Antwort zu Hallo
Ihr solltet alle eilends lernen, mit den Talenten wesentlich besser umzugehen!
Unsere Pädagogik wendet sich immer mit allem an den bewussten Verstand; der ist aber für fast gar nichts zuständig. Wenn es nicht weitergeht, verdoppelt die Pädagogik die bewussten Anstrengungen und damit das Problem. Sie macht Druck und man macht es ihr nach. Druck aber komprimiert Problem und Mensch, das ist das Gegenteil von Problemlösung. Wie Du dann gut bgeobachten kannst, wird es - unter solchen Bedingungen - immer schlimmer, je besser man es macht.
In der neuen Ich-kann-Schule schaue ich genauer hin. Das erspart mir schon einmal, die ganze Energie in die verkehrte Sache zu stecken und damit auch noch das Problem immer größer zu machen. Zwar wurde der gar nicht zuständige Verstand dauernd überbeansprucht und das hat ihn logischerweise auch gestört und gelähmt, aber noch bedeutender ist, dass da gar keiner hinschaut, dass die wichtigen Lebensfunktionen nicht vom Verstand gesteuert werden sondern vom Unbewussten. Wenn Dein Junge Angst hat, zu versagen, ist dafür nicht der Verstand zuständig. Für die Problemlösung müssen wir uns also erst einmal an die tatsächlich zuständigen Kräfte wenden.

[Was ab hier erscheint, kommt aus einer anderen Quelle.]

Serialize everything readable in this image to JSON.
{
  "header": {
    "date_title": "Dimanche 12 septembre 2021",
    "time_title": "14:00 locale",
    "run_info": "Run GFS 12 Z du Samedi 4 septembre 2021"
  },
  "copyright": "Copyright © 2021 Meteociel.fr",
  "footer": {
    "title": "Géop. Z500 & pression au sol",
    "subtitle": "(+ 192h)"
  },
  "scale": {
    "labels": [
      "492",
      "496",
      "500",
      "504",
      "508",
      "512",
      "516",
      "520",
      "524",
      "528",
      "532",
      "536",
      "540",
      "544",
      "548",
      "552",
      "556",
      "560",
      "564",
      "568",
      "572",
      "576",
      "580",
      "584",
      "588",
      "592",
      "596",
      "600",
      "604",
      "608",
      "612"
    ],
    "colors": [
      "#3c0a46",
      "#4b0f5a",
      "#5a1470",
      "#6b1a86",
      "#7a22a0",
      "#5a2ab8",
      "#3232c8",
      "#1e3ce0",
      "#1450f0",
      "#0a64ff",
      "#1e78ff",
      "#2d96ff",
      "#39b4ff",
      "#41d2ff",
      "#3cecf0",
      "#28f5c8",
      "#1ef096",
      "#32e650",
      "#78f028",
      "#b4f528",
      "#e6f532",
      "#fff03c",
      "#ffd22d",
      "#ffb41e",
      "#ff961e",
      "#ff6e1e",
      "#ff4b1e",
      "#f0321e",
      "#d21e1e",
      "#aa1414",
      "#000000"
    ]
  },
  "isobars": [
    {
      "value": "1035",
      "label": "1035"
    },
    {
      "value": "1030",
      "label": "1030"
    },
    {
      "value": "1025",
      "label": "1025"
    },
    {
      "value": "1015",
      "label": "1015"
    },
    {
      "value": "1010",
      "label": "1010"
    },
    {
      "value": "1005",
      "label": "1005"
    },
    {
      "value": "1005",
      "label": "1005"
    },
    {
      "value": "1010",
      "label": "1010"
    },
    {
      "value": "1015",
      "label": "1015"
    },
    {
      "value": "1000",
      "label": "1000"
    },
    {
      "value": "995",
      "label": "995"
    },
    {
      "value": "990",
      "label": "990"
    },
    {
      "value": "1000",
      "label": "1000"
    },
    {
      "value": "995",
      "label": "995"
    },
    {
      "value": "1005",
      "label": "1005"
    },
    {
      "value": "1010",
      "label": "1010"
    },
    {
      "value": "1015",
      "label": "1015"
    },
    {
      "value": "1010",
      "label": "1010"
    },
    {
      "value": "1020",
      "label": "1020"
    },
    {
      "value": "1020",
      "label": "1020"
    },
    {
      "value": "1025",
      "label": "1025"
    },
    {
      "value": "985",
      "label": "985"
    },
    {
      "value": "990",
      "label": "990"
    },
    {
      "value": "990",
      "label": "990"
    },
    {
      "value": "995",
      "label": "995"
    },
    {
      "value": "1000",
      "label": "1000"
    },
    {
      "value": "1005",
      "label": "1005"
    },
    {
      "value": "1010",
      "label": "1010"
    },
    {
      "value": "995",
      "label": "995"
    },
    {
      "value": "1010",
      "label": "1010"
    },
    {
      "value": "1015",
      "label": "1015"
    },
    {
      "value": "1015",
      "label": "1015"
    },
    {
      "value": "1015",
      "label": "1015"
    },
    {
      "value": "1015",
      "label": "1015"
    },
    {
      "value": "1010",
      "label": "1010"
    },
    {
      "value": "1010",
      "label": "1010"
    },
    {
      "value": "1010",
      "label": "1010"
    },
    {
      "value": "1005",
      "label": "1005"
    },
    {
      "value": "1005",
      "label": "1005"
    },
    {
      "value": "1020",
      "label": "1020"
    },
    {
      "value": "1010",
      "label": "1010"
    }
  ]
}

Für mich als Ich-kann-Schule-Lehrer ist das Unbewusste der wichtigste Helfer und Ansprechpartner. Dort liegen die Talente. Wie geht es denen? Wie wurden sie behandelt? War die Behandlung nicht erniedrigend, verletzend, kränkend, kurz: zum Davonlaufen? Dauernd wird an ihnen rumkritisiert, alle hacken drauf herum, niemand hat ein gutes Wort für sie, keiner stärkt sie und richtet sie auf. Wie sollen sie da wachsen und die Probleme lösen?
Nun, machen wir es kurz: Die Talente bgrauchen eine ganz andere Behandlung: Achtung, Anerkennung, Aufrichtung, Bestätigung, Bestärkung, Bewunderung, Interesse an ihrer guten Entwicklung, Solidarität und Treue usw.usw.usw.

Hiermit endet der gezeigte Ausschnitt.